Heavy goods vehicle (HGV) owners will not be able to operate in Greater London from 1 March unless they comply with the Direct Vision Standard designed to reduce lethal blind spots. Transport for London (TfL) said the permit system will assign vehicles a star rating based on how much the driver can see directly through their cab window.
All HGVs over 12 tonnes must meet a minimum one-star rating or will need to fit Safe System measures to improve the vehicle's safety. From 1 March HGV drivers who enter the capital without a safety permit may receive a penalty charge notice (PCN) of up to £550 (reduced to £275 if paid within 14 days).
So far, more than 50,000 safety permits have been issued. “However, there remain many thousands of HGVs on London’s roads whose operators have not yet applied for a required free safety permit,” said TfL. “HGV owners are advised to check TfL’s online vehicle registration checker to see the star rating of their HGV and apply for a safety permit urgently if they have not already done so.”
Between 2018 and 2020, HGVs were involved in 41% of collisions where people cycling were killed and 19% of collisions where a pedestrian was killed, TfL said.
On average, HGVs were involved in 15% of all road deaths over that period, despite making up just 3% of vehicle traffic in London. “This means that HGVs are five times more likely to be involved in a collision resulting in a fatality, relative to their share of traffic,” said TfL.
TfL said it delayed enforcement of the Direct Vision Standard by more than four months in response to the challenges faced by the freight industry due to Covid-19 and Brexit.
Operators who have applied before 1 March, or are in the process of having the Safe System equipment fitted but have not yet received their Safety Permit, will be added to an “allow list” of vehicles. This will prevent them from incurring PCNs for up to 90 days from the enforcement date. The new system will require operators to provide details of their applications or planned safety system component installation, where applicable.
The introduction of the Direct Vision Standard forms part of the Mayor of London's Vision Zero plan to eliminate all deaths and serious injuries on London's transport network by 2041.
A tighter Low Emission Zone (LEZ) standard will also come into force on 1 March. Current LEZ emissions standards set a limit for how much particulate matter (PM) a vehicle may emit. From March there will also be a limit for nitrogen oxides (NOx) for some vehicles, in line with requirements for the central London Ultra Low Emission Zone (ULEZ). Heavy vehicles including lorries, buses, coaches and specialist vehicles will need to meet Euro VI (NOx and PM) emissions standards or pay a daily charge to drive within the Greater London area.
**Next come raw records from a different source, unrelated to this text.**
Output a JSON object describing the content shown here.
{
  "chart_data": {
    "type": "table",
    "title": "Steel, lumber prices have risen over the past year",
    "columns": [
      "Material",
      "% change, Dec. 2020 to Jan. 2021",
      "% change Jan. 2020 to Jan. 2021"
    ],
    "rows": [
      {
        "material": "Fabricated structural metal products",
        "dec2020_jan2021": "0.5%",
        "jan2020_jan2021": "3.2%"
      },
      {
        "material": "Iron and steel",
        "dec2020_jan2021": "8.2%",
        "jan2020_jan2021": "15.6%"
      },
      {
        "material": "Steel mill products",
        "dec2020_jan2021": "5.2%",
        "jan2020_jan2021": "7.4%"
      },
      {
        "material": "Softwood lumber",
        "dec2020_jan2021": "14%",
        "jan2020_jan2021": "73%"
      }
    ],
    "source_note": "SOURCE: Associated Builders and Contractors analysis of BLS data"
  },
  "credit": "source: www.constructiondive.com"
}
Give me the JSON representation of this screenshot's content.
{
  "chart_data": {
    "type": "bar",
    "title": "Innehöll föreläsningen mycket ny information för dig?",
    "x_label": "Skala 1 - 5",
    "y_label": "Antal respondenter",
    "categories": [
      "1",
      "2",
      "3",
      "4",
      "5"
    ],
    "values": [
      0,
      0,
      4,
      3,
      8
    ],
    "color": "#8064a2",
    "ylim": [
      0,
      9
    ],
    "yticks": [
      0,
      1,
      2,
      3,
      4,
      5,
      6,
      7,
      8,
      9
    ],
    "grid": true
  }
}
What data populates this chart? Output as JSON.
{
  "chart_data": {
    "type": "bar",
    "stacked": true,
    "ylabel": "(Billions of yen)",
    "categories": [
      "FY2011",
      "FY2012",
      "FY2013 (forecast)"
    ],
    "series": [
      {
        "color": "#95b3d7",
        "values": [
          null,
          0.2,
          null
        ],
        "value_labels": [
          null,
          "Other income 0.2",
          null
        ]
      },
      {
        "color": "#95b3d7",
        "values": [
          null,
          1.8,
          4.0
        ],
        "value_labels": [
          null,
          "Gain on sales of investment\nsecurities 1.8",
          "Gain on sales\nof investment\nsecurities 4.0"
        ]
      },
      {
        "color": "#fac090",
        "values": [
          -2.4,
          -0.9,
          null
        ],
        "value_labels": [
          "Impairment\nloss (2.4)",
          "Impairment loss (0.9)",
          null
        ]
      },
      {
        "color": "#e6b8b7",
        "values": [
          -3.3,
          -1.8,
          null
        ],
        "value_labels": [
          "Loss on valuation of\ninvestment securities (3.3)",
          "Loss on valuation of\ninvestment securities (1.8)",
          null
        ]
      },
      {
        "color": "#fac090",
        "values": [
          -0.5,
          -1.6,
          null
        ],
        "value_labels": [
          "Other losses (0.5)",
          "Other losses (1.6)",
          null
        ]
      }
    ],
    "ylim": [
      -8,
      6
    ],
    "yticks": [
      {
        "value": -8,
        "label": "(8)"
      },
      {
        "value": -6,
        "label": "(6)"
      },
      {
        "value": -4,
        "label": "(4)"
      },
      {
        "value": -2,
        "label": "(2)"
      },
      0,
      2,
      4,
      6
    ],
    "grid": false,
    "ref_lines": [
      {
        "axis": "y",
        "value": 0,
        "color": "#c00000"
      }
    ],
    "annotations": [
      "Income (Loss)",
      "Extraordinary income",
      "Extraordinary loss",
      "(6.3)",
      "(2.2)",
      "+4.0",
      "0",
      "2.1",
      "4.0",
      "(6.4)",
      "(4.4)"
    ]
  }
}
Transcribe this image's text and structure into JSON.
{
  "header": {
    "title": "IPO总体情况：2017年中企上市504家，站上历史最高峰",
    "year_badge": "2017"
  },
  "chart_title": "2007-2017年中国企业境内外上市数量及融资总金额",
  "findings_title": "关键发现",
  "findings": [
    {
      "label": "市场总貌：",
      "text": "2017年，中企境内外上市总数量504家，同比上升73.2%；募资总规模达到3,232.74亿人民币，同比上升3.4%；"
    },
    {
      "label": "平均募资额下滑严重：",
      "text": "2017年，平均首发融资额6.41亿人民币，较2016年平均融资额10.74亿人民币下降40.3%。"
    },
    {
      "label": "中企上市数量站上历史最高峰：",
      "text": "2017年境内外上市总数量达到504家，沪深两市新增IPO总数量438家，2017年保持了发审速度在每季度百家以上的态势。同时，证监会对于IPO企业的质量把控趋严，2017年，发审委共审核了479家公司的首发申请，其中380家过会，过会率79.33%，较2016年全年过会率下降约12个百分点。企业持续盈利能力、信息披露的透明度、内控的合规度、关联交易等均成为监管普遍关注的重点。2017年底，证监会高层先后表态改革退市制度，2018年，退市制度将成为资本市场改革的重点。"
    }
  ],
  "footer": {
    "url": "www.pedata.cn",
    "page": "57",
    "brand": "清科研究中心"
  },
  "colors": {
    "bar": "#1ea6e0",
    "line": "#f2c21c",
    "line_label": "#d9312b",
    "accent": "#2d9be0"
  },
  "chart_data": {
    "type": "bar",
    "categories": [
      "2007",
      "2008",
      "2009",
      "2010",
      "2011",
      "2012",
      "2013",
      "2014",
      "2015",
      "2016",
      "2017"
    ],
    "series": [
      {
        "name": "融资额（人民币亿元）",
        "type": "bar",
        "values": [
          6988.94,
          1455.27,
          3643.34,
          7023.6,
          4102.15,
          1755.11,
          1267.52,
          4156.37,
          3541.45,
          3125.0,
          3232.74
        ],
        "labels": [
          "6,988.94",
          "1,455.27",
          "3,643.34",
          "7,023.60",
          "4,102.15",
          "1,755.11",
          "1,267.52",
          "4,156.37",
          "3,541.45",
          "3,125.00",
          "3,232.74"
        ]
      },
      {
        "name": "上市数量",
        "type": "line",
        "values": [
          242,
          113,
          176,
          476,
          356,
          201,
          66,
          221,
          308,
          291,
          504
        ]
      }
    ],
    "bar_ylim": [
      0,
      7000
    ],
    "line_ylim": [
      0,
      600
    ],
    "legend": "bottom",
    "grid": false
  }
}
Will Norman, London’s walking and cycling commissioner, said: “With record numbers of Londoners walking and cycling as a result of the pandemic, it’s vital that we do all we can to protect them. I urge all HGV operators to apply for their safety permits as soon as possible as there are now less than two months to go until enforcement begins.”
Christina Calderato, TfL’s head of transport strategy and planning, said: “We’ve worked closely with manufacturers, operators and stakeholders – including RoadPeace and Living Streets – to develop our new lorry safety scheme, which we’re proud to say is the first of its kind.
“We understand that the freight industry has been exceptionally busy during the coronavirus pandemic and as a result we delayed enforcement of the Direct Vision Standard and LEZ until 1 March, giving HGV operators more time to improve the safety and emissions of their vehicles. We have also streamlined our permit system to offer more support to operators who apply by the deadline.”
Natalie Chapman, head of policy – South at Logistics UK, said: “The safety of all London’s road users is of prime importance to Logistics UK and we welcome the flexibility and certainty that today's announcement provides. Our members have rolling programmes of safe system retrofit for their existing fleet as well as orders in place for new compliant vehicles, but these schedules are currently being disrupted due to ongoing challenges with the Covid pandemic.
“The creation of an ‘allow list’ by the Mayor’s office and Transport for London (TfL) is welcome news for businesses as they adopt new vehicles or change the specification of their fleets. In addition, it is encouraging to see they have noted the need for improvements in the permit system to speed up processing of applications. Logistics UK will be working closely with TfL to clarify how the “allow list” will work in practice and what fleet operators need to implement, as well as pressing for quicker turnaround times of permit applications.”
Richard Burnett, chief executive of the Road Haulage Assocation (RHA), said: “The RHA is totally committed to road safety, but hauliers have faced multiple and significant challenges to ensure compliance with the Direct Vision Standard. The supply chain disruption caused by Brexit meant that operators have faced difficulties sourcing the required safety equipment.
“In addition, Covid-19 has meant that the technicians needed to install the equipment are either furloughed or complying with Covid-19 travel restrictions.
“Whilst there are still some points to clarify regarding how operators can qualify for the “allow list”, we are pleased that TfL has listened to us and put in place an initial grace period of 90 days to allow hauliers more time to comply.”